For years, people have been trying to figure out how to reward Arizona’s high-performing schools.
No matter how complicated the formula, though, the efforts usually turned into the same old thing: New ways of giving more money to schools where the students are already well off.
The reason is simple and well-known: Students in wealthier schools tend to score higher on standardized tests that are the basis for rewarding high-performing schools. So when you pay more to schools and districts where students score high on tests, the rich usually get richer and the poor are usually left out.
That remains partially true in the governor’s latest effort to give more money to high-flying schools.
But there are signs the legitimate criticisms of these efforts are finally penetrating the halls of power in Phoenix.
This week, the Arizona Board of Education took a step toward rewarding what may be the most relevant measure of a school’s performance: The students’ progress from year to year.
The Arizona Legislature passed a law last year requiring the state Board of Education to impose letter grades on schools again, but allowing the board to develop new measures.
The letter grades aren’t a very good idea in and of themselves. For parents, they’re useful only as a quick, glancing guide to the quality of schools. They’re so simplistic, though, that they obscure as much as they enlighten. That is, if all you’re judging on is a letter grade, then you’re not making a very informed judgement.

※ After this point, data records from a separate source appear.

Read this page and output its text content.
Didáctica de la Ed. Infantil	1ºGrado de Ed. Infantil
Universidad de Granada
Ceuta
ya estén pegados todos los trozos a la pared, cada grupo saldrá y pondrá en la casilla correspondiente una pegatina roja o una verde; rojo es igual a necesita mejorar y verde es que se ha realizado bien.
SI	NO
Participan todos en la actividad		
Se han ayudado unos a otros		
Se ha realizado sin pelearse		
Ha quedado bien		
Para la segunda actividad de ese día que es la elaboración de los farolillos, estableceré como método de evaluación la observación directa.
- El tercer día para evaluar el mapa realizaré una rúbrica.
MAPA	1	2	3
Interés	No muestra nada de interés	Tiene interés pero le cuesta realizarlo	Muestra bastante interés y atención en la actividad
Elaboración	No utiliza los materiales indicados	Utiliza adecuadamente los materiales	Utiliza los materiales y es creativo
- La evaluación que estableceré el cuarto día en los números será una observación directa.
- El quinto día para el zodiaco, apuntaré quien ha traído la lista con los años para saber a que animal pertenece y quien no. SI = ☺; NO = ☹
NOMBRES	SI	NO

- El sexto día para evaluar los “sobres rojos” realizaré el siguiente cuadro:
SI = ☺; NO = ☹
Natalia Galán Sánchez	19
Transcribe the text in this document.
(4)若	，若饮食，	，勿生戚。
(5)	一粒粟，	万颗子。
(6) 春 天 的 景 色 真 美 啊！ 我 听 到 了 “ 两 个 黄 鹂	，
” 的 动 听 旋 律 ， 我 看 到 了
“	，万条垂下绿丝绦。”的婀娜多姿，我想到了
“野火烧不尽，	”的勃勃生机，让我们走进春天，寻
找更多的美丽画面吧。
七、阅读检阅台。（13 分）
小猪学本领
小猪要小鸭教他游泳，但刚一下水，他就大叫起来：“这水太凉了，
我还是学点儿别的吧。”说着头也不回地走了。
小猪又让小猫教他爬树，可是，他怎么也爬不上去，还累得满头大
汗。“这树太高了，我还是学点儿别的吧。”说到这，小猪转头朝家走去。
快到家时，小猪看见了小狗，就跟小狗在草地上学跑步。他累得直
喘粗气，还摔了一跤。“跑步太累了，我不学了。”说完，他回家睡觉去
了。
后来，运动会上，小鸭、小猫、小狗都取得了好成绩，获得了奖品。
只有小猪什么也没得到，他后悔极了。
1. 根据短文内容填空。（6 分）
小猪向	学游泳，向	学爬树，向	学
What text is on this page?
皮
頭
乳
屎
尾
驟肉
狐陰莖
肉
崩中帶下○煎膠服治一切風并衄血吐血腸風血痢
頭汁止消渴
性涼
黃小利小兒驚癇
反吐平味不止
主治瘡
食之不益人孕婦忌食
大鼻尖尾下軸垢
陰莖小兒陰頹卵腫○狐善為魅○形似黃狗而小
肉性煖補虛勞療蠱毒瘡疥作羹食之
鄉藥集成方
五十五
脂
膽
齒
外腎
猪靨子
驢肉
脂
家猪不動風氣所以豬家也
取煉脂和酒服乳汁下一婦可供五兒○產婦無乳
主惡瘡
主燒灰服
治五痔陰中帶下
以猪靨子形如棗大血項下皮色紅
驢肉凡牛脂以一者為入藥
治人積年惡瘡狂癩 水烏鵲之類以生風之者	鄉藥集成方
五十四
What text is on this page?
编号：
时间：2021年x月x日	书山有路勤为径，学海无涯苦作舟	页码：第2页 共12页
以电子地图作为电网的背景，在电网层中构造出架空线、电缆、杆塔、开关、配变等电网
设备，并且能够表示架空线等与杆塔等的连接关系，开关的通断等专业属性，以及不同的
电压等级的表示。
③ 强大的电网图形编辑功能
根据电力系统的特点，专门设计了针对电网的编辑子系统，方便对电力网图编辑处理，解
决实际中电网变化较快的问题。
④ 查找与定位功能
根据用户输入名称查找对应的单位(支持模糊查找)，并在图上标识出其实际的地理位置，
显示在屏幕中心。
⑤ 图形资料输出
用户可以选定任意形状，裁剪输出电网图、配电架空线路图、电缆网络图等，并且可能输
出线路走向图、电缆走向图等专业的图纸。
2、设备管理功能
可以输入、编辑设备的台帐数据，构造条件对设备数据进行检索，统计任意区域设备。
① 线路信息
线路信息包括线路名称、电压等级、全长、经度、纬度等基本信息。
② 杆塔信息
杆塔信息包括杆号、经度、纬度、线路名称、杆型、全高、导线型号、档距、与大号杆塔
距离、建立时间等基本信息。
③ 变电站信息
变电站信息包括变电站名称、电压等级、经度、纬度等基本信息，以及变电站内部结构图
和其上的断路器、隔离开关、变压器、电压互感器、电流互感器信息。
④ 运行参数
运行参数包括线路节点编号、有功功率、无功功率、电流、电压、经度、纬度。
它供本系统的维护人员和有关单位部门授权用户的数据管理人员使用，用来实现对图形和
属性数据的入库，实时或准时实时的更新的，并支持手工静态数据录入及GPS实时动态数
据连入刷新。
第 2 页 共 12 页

“It’s a simplistic way to distill out the essence of a school,” Chris Kotterman, government relations director for the Arizona School Boards Association, told me. “We’d rather have a dashboard — a uniform set of indicators for parents to look through.”
Still, Kotterman and the association were among many who supported the new system for determining grades, even if they don’t like the idea of letter grades in general. The reason: The board is finally rewarding schools for how much students improve while under their supervision, not simply how well students score.
To see the difference, imagine Student A, a pupil at a well-off school district scoring 92 on a standardized test one year, then 94 the next year. That’s a great score, but the student didn’t improve much. In the past, schools were rewarded simply for their students getting these high scores.
Then imagine Student B, who attends a poorer school and scores 70 on a standardized test one year then 82 the next. Even with the improvement, the student still scored worse than the kid at the wealthier school. But the poorer student improved much more. That’s an improvement for which the school should get some credit — and will, now.
That growth is what the new letter-grade system for K-8 schools will emphasize, more than the actual score.
For those schools, 50 percent of their letter grade will be determined by the aggregated improvement in scores on standardized tests. Just 30 percent of the grade will be based on “proficiency” — the actual value of the aggregated scores.
There were proposals to make this a 40-40 split: 40 percent of the grade based on growth and 40 percent based on proficiency, but people who wanted the board to avoid rewarding wealth prevailed in that argument.
For high schools, the grades will be different, but again the board decided to de-emphasize proficiency, the face value of the schools’ test scores. Instead of basing 40 percent of a high school’s letter grade on proficiency, the board reduced that figure to 30 percent. Another 20 percent will be based on growth in test scores. Most innovative: 20 percent of the high schools’ scores will be based on measures of career or college readiness and 20 percent on graduation rates.
“That was due to very strong public input to decrease the correlation with socioeconomic status,” Calvin Baker told me.
Baker is superintendent of the Vail School District, a member of the state Board of Education and also co-chaired the committee that designed the new letter grade system.
In short, the board took a stinky assignment — creating a new A-F letter grading system — and came out smelling like creosote before a summer rain.
But the tendency to reward wealth still lurks in a proposal by Gov. Doug Ducey, even if it is somewhat improved over previous efforts. Ducey’s budget proposal includes $38 million in “results-based funding.”
The money would be sent on a per-pupil basis to schools scoring in the top 10 percent on the AZ Merit test. The proposal does recognize the socioeconomic gaps between schools: It would award $400 per pupil to schools with poor student bodies that score high on the test. And it would award $250 per pupil to schools attended primarily by middle- and upper-class students.
But an analysis by the Arizona Republic showed the system would still reward wealth along with test scores. By rewarding the top 10 percent, $13.5 million would go to schools with at least 60 percent of the students qualifying for a free and reduced lunch. The remaining $25 million would go to middle- or higher-income schools. A full $15 million, or 40 percent of the new money, would go to the wealthiest schools.
“The idea here is, let’s recognize the challenge — that these schools are truly beating the odds — with more money,” Ducey spokesman Daniel Scarpinato said, referencing the higher reward for poorer schools. Overall, he said, the program “provides an incentive for schools to move up their achievement ranks .”
But while that proposal recognizes the difficulties faced by poorer schools, it still rewards wealth disproportionately. And just as important, it ignores improvement — that is, rewarding schools who take lower-achieving students and help them become average or better performers.
All these measures are based largely on test scores. That remains a problem because it requires teachers to teach to the test. But at least the high-school level grades are de-emphasizing test scores.
And in the future, the governor or legislatures can avoid making up their own rewards systems. Instead, they can defer to the letter grades for a more accurate measure if they want to reward high-performing schools.